Sliders (also called carousels) are a method for showing information on a web page and telling stories in a series of rotating slides. They’re often used for displaying important information in a space-efficient format and drawing attention to the overall message.
Sliders come in different sizes and shapes, but they have many of the same characteristics:
- They use a “slideshow”-like format with a series of “slides.”
- They use a form of transition between slides – for example, sliding animation or fade-out.
- They contain a variety of media including audio, video, text and images.
- They allow for controls such as play/pause, backward/forward and overall slide navigation.
- They are often located on home pages.
Unfortunately, they don’t always work as intended.
A slider is generally not effective for engaging site visitors. Moving content on your website often distracts the reader from the task at hand: finding out more details about your music. Visitors generally don’t interact with sliders and won’t view beyond the first or second slide.
Plus, you can forget about repeat or referral business. Visitors will only share something if they believe others will be interested. The more barriers you throw at them — “next” buttons, interstitials — the more you complicate the process.
Lack of Controls
Another accessibility issue occurs when sliders play automatically without the option of a stop button.
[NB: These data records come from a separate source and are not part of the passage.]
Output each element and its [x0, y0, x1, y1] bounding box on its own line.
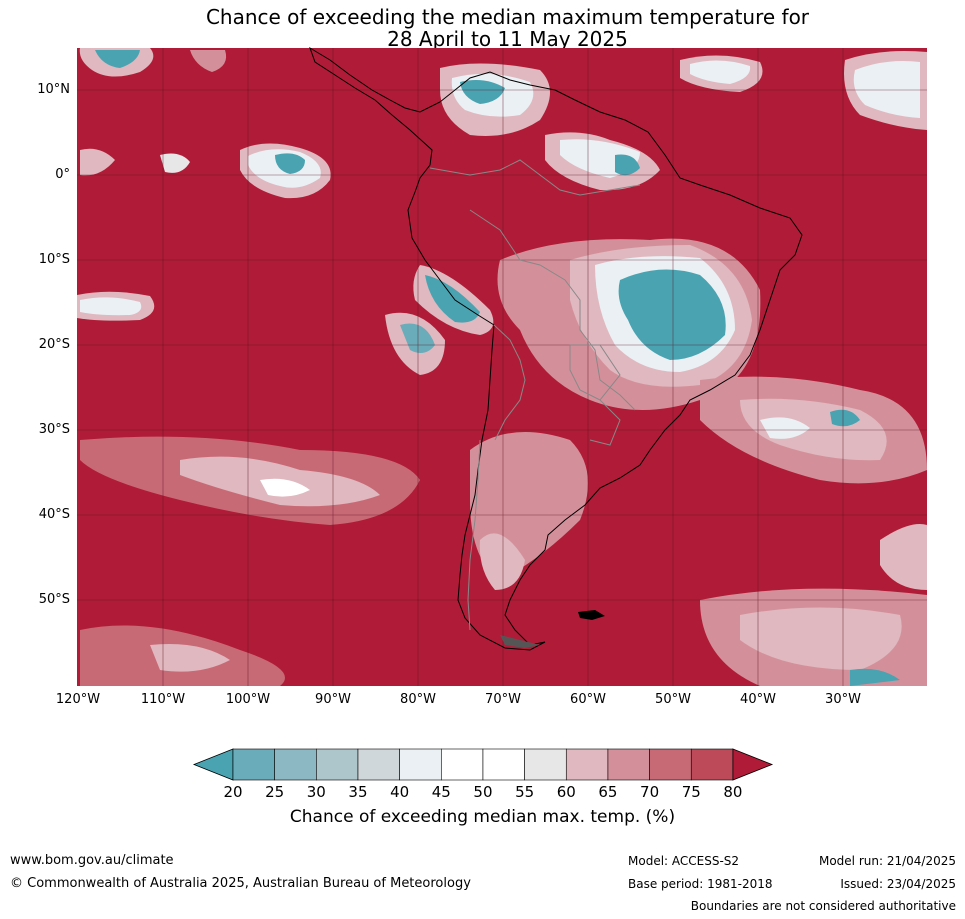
lon-label: 120°W — [55, 692, 101, 707]
island-falklands — [578, 610, 605, 620]
legend-cell — [649, 748, 692, 781]
legend-arrow-low — [192, 748, 234, 781]
lon-label: 30°W — [825, 692, 861, 707]
legend-cell — [357, 748, 400, 781]
south-america-coastline — [309, 46, 803, 651]
legend-cell — [565, 748, 609, 781]
lon-label: 60°W — [570, 692, 606, 707]
lat-label: 10°S — [38, 252, 70, 267]
legend-cell — [316, 748, 359, 781]
footer-disclaimer: Boundaries are not considered authoritat… — [690, 899, 956, 913]
legend-cell — [232, 748, 275, 781]
map-gridlines — [77, 48, 927, 686]
lat-label: 40°S — [38, 507, 70, 522]
lat-label: 20°S — [38, 337, 70, 352]
legend-arrow-high — [732, 748, 774, 781]
legend-cell — [482, 748, 525, 781]
lat-label: 50°S — [38, 592, 70, 607]
lon-label: 80°W — [400, 692, 436, 707]
legend-cell — [440, 748, 484, 781]
lon-label: 40°W — [740, 692, 776, 707]
legend-cell — [690, 748, 734, 781]
legend-tick-label: 30 — [306, 783, 326, 801]
legend-tick-label: 75 — [681, 783, 701, 801]
lon-label: 90°W — [315, 692, 351, 707]
legend-tick-label: 35 — [348, 783, 368, 801]
map-title-line-1: Chance of exceeding the median maximum t… — [205, 5, 810, 29]
lon-label: 70°W — [485, 692, 521, 707]
footer-website: www.bom.gov.au/climate — [10, 853, 174, 868]
footer-model-run: Model run: 21/04/2025 — [818, 854, 956, 868]
legend-tick-label: 50 — [473, 783, 493, 801]
lat-label: 0° — [55, 167, 70, 182]
legend-tick-label: 55 — [515, 783, 535, 801]
footer-copyright: © Commonwealth of Australia 2025, Austra… — [10, 876, 471, 891]
legend-cell — [607, 748, 650, 781]
footer-base-period: Base period: 1981-2018 — [628, 877, 773, 891]
footer-model: Model: ACCESS-S2 — [628, 854, 740, 868]
map-title-line-2: 28 April to 11 May 2025 — [387, 27, 628, 51]
legend-cell — [524, 748, 567, 781]
legend-label: Chance of exceeding median max. temp. (%… — [289, 807, 676, 827]
probability-map — [77, 46, 927, 686]
legend-tick-label: 40 — [390, 783, 410, 801]
legend-tick-label: 65 — [598, 783, 618, 801]
island-tierra-del-fuego — [500, 635, 540, 648]
lat-label: 30°S — [38, 422, 70, 437]
legend-cell — [274, 748, 317, 781]
legend-color-cells — [192, 748, 774, 781]
footer-issued: Issued: 23/04/2025 — [840, 877, 956, 891]
lon-label: 50°W — [655, 692, 691, 707]
legend-tick-label: 80 — [723, 783, 743, 801]
lat-label: 10°N — [37, 82, 70, 97]
legend-tick-label: 70 — [640, 783, 660, 801]
lon-label: 110°W — [140, 692, 186, 707]
legend-tick-label: 60 — [556, 783, 576, 801]
lon-label: 100°W — [225, 692, 271, 707]
legend-tick-label: 25 — [265, 783, 285, 801]
legend-tick-label: 20 — [223, 783, 243, 801]
legend-cell — [399, 748, 442, 781]
legend-tick-label: 45 — [431, 783, 451, 801]
country-borders — [429, 159, 641, 631]
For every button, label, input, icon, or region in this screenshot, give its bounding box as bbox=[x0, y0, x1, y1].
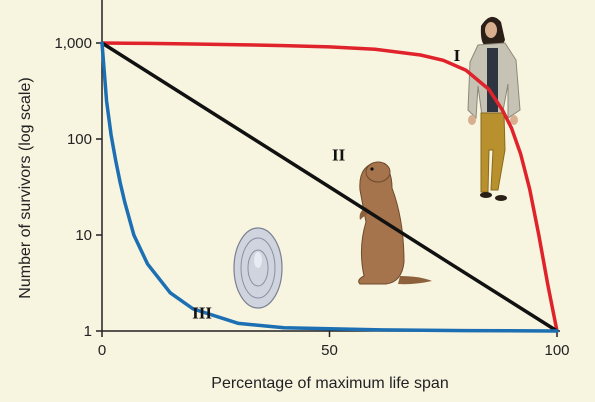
x-axis-title: Percentage of maximum life span bbox=[211, 375, 448, 392]
series-layer bbox=[100, 41, 559, 333]
y-tick-label: 1 bbox=[84, 323, 92, 340]
human-icon bbox=[467, 16, 521, 201]
x-tick-label: 50 bbox=[321, 342, 338, 359]
oyster-icon bbox=[233, 227, 283, 309]
y-axis-title: Number of survivors (log scale) bbox=[17, 77, 34, 298]
x-tick-label: 100 bbox=[544, 342, 569, 359]
series-line-ii bbox=[100, 41, 559, 333]
ticks: 0 50 100 1 10 100 1,000 bbox=[54, 35, 569, 359]
y-tick-label: 10 bbox=[75, 227, 92, 244]
y-tick-label: 1,000 bbox=[54, 35, 92, 52]
series-line-i bbox=[100, 41, 559, 333]
series-label-ii: II bbox=[332, 145, 346, 164]
x-tick-label: 0 bbox=[98, 342, 106, 359]
series-line-iii bbox=[100, 41, 559, 333]
series-label-i: I bbox=[454, 46, 461, 65]
series-label-iii: III bbox=[192, 303, 212, 322]
squirrel-icon bbox=[358, 161, 432, 285]
y-tick-label: 100 bbox=[67, 131, 92, 148]
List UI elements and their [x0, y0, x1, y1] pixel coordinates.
Sliders without back and forward buttons may advance a slide in which readers were currently engaged.
Sliders can seem valuable for display purposes, but visitors prefer to be active rather than passive when visiting a site. Without pagination overlays and thumbnail navigation and pagination overlays, they are powerless to navigate your site with comfort and confidence.
Even when the user controls the slider, problems may arise. A slider can dilute your message by trying to shove too much content into a tight space. A slider may dominate the page and steal attention from other important pieces of content.
Most sliders employ a large image for each slide with no text content as a complement. If Google is unable to read the text on your home page, your SEO value will fall through the floor. Content is a requirement for ranking on search engines. If you have mere scraps of content, your site will not rank well.
Sliders don’t always work on mobile devices and may slow down your site. If your site contains a slider, it likely hampers your page load time and alienates your visitors. Most people don’t have time to wait for large images to load. Instead, showcase your creativity and skill by designing pages with quality content and static images.
Use compelling images and high-quality content to communicate effectively with your audience. By avoiding sliders on your site, you give visitors a much better experience.